Harris highlights Enliken, a data broker startup that’s looking to facilitate exchanges between consumers and advertisers. The company starts by showing consumers exactly what kind of personal data is already being gathered, better informing them what they might be able to sell instead of clicking the “Do Not Track” button. “With Enliken,” Harris writes, “users can edit, control and even prioritize the data they want advertisers to see, thus making the data richer and more-valuable.” He also looks at company’s like Google that are looking for a direct sale, offering consumers gift cards in exchange for tracking permission. He writes that the model may have traction — as long as consumers don’t have to do much work, he says, they seem perfectly willing to share data in exchange for, say, a $5 gift card to Target.

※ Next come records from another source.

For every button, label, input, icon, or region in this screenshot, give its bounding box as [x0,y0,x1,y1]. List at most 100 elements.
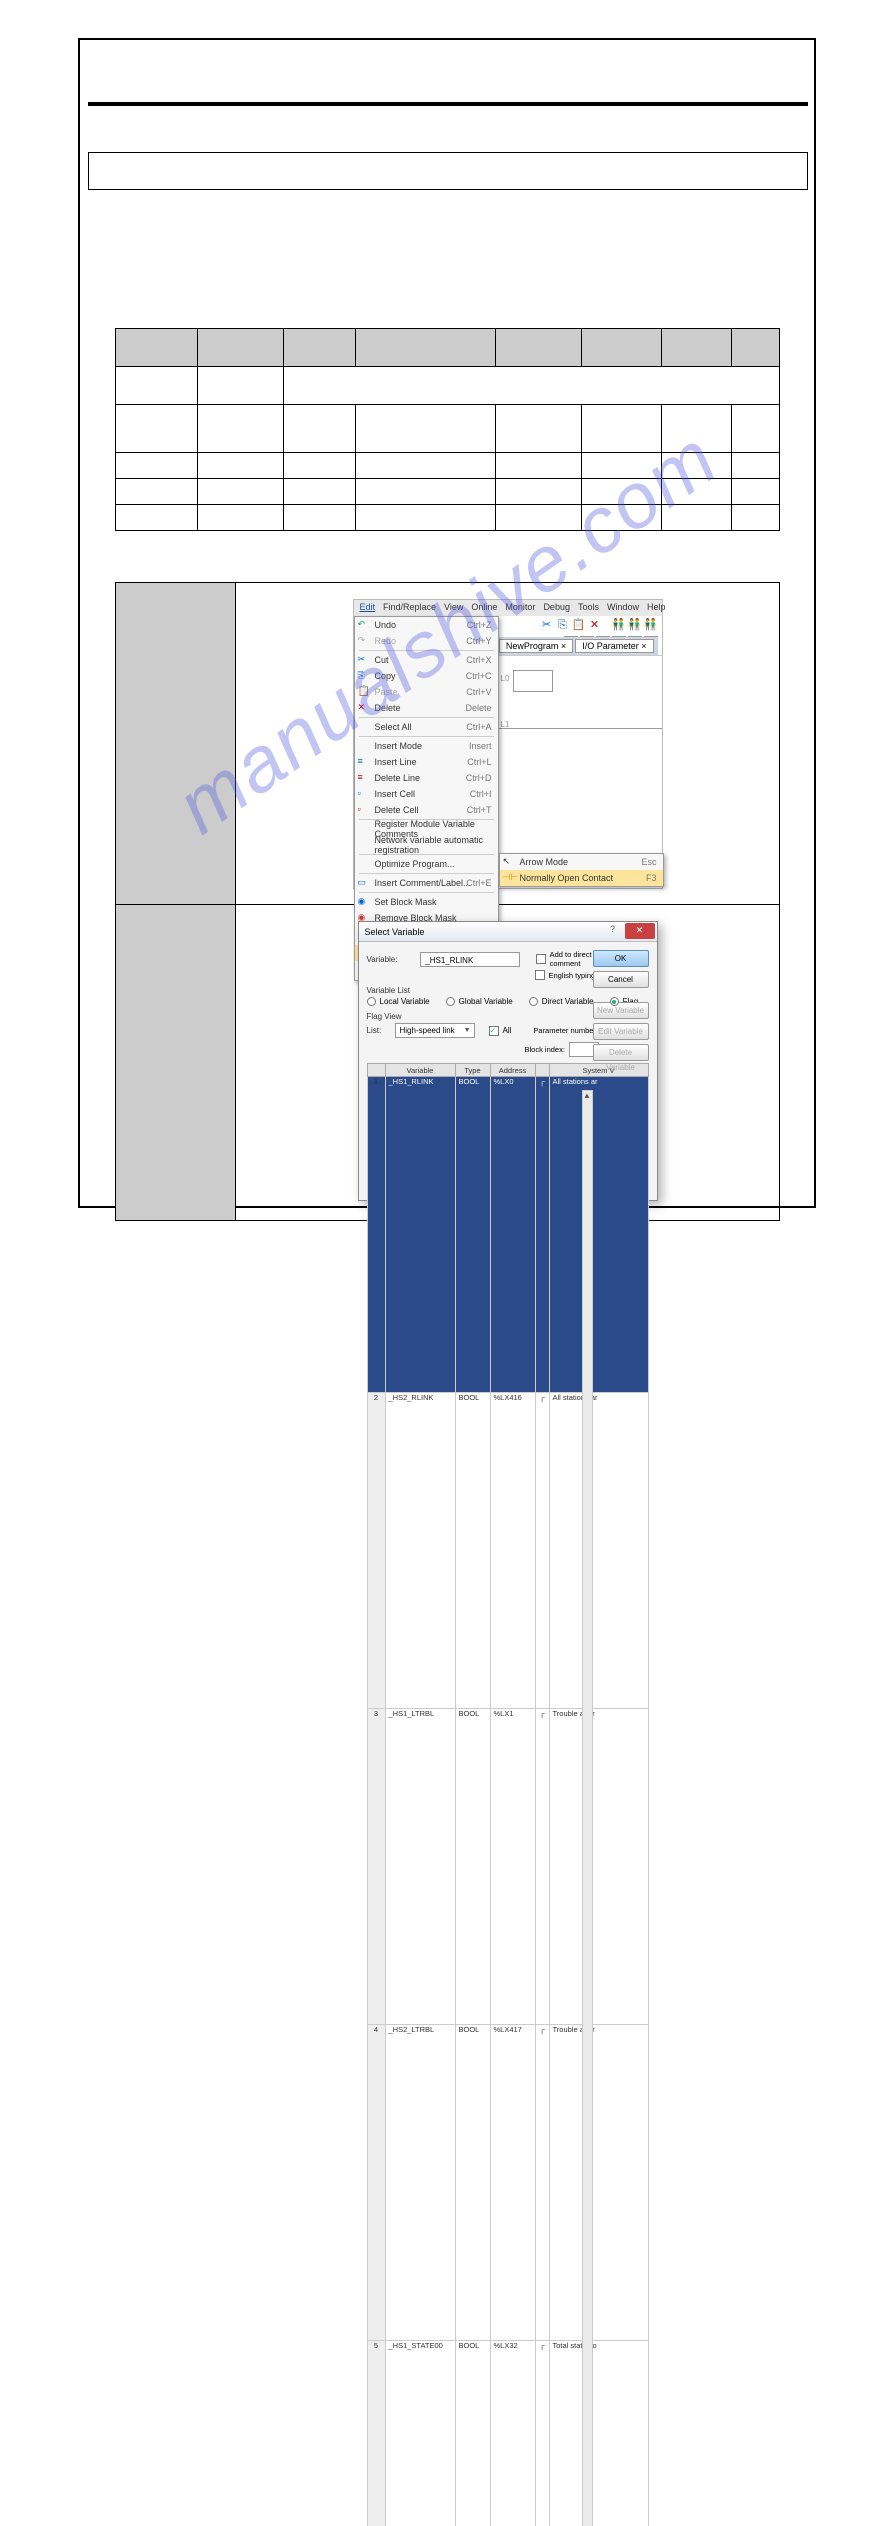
menu-item-undo[interactable]: UndoCtrl+Z [355,617,498,633]
redo-icon [358,635,370,647]
toolbar-findnext-icon[interactable]: 👬 [628,618,642,632]
dialog-titlebar: Select Variable ? ✕ [359,922,657,942]
icell-icon [358,788,370,800]
label-icon [358,877,370,889]
menu-item-delete-cell[interactable]: Delete CellCtrl+T [355,802,498,818]
vertical-scrollbar[interactable]: ▲ ▼ [582,1090,593,2526]
menu-help[interactable]: Help [647,602,666,614]
row2-content: Select Variable ? ✕ OK Cancel New Variab… [236,905,780,1221]
menu-item-set-block-mask[interactable]: Set Block Mask [355,894,498,910]
tools-submenu: Arrow ModeEscNormally Open ContactF3 [499,853,664,887]
new-variable-button[interactable]: New Variable [593,1002,649,1019]
menu-view[interactable]: View [444,602,463,614]
dline-icon [358,772,370,784]
menu-window[interactable]: Window [607,602,639,614]
toolbar-paste-icon[interactable]: 📋 [572,618,586,632]
edit-variable-button[interactable]: Edit Variable [593,1023,649,1040]
ladder-cell[interactable] [513,670,553,692]
menu-item-insert-cell[interactable]: Insert CellCtrl+I [355,786,498,802]
col-idx [367,1064,385,1077]
menu-item-redo[interactable]: RedoCtrl+Y [355,633,498,649]
toolbar-copy-icon[interactable]: ⎘ [556,618,570,632]
line-icon [358,756,370,768]
col-address[interactable]: Address [490,1064,535,1077]
cancel-button[interactable]: Cancel [593,971,649,988]
toolbar-delete-icon[interactable]: ✕ [588,618,602,632]
table-row[interactable]: 4_HS2_LTRBLBOOL%LX417┌Trouble after [367,2025,648,2341]
submenu-item-normally-open-contact[interactable]: Normally Open ContactF3 [500,870,663,886]
dialog-title: Select Variable [365,927,425,937]
menu-item-paste[interactable]: PasteCtrl+V [355,684,498,700]
menu-online[interactable]: Online [471,602,497,614]
variable-label: Variable: [367,955,417,964]
menu-item-insert-line[interactable]: Insert LineCtrl+L [355,754,498,770]
header-rule [88,102,808,106]
toolbar-cut-icon[interactable]: ✂ [540,618,554,632]
toolbar-more-icon[interactable]: 👬 [644,618,658,632]
close-icon[interactable]: × [561,641,566,651]
radio-local[interactable] [367,997,376,1006]
paste-icon [358,686,370,698]
ok-button[interactable]: OK [593,950,649,967]
row1-label [116,583,236,905]
menu-item-cut[interactable]: CutCtrl+X [355,652,498,668]
tab-ioparameter[interactable]: I/O Parameter × [575,639,653,653]
english-typing-checkbox[interactable] [535,970,545,980]
toolbar-find-icon[interactable]: 👬 [612,618,626,632]
table-row[interactable]: 5_HS1_STATE00BOOL%LX32┌Total states o [367,2341,648,2526]
row1-content: Edit Find/Replace View Online Monitor De… [236,583,780,905]
menu-item-insert-mode[interactable]: Insert ModeInsert [355,738,498,754]
dcell-icon [358,804,370,816]
close-button[interactable]: ✕ [625,923,655,939]
select-variable-dialog: Select Variable ? ✕ OK Cancel New Variab… [358,921,658,1201]
menu-item-select-all[interactable]: Select AllCtrl+A [355,719,498,735]
variable-input[interactable]: _HS1_RLINK [420,952,520,967]
radio-direct[interactable] [529,997,538,1006]
scroll-up-icon[interactable]: ▲ [583,1091,592,1101]
menu-monitor[interactable]: Monitor [505,602,535,614]
col-variable[interactable]: Variable [385,1064,455,1077]
menu-item-copy[interactable]: CopyCtrl+C [355,668,498,684]
menu-edit[interactable]: Edit [360,602,376,614]
col-type[interactable]: Type [455,1064,490,1077]
menu-item-delete-line[interactable]: Delete LineCtrl+D [355,770,498,786]
menu-item-network-variable-automatic-registration[interactable]: Network variable automatic registration [355,837,498,853]
radio-global[interactable] [446,997,455,1006]
copy-icon [358,670,370,682]
cut-icon [358,654,370,666]
table-row[interactable]: 2_HS2_RLINKBOOL%LX416┌All stations ar [367,1393,648,1709]
tab-newprogram[interactable]: NewProgram × [499,639,573,653]
menu-item-delete[interactable]: DeleteDelete [355,700,498,716]
col-check[interactable] [535,1064,549,1077]
all-checkbox[interactable] [489,1026,499,1036]
add-comment-checkbox[interactable] [536,954,546,964]
noc-icon [503,872,515,884]
arrow-icon [503,856,515,868]
menu-item-insert-comment-label-[interactable]: Insert Comment/Label...Ctrl+E [355,875,498,891]
del-icon [358,702,370,714]
menu-debug[interactable]: Debug [543,602,570,614]
submenu-item-arrow-mode[interactable]: Arrow ModeEsc [500,854,663,870]
menubar: Edit Find/Replace View Online Monitor De… [354,600,662,616]
undo-icon [358,619,370,631]
radio-flag[interactable] [610,997,619,1006]
table-row[interactable]: 1_HS1_RLINKBOOL%LX0┌All stations ar [367,1077,648,1393]
info-box [88,152,808,190]
menu-tools[interactable]: Tools [578,602,599,614]
help-icon[interactable]: ? [605,924,621,938]
block-idx-label: Block index: [525,1045,565,1054]
editor-screenshot: Edit Find/Replace View Online Monitor De… [353,599,663,889]
screenshot-table: Edit Find/Replace View Online Monitor De… [115,582,780,1221]
table-row[interactable]: 3_HS1_LTRBLBOOL%LX1┌Trouble after [367,1709,648,2025]
delete-variable-button[interactable]: Delete Variable [593,1044,649,1061]
close-icon[interactable]: × [641,641,646,651]
all-label: All [503,1026,512,1035]
variable-grid[interactable]: Variable Type Address System V 1_HS1_RLI… [367,1063,649,2526]
mask-icon [358,896,370,908]
param-table [115,328,780,531]
list-label: List: [367,1026,391,1035]
list-select[interactable]: High-speed link [395,1023,475,1038]
param-num-label: Parameter number: [533,1026,598,1035]
menu-findreplace[interactable]: Find/Replace [383,602,436,614]
menu-item-optimize-program-[interactable]: Optimize Program... [355,856,498,872]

Cloud-user rights at stake
The Megaupload case has been getting quite a bit of ink over recent weeks, mainly focused on the pending fate of Megaupload founder Kim Dotcom. In a shift from the regular coverage, David Kravets writes at Wired this week that the ramifications of this case reach beyond criminal prosecution. He points to a lawsuit filed by the Electronic Frontier Foundation on behalf of Megaupload user Kyle Goodwin who has been denied access to his data since the US federal government shut down the service last January, noting the outcome of the lawsuit could set a precedent not only for other Megaupload users, but for cloud user rights in general. Kravets reports:
“.. even if a system is put in place for users to get back their files, it’s likely the data would first need to be reviewed by the government or a third party to determine if any of the data infringed copyrights, says EFF attorney Julie Samuels, because the government would oppose returning such data to account holders. But this raises serious issues about property rights and privacy at a time when more and more people are using the cloud.”
Kravets writes that “[s]o far, federal prosecutors are proposing a process that would make it essentially impossible for former Megaupload users to recover any of their legitimate data.”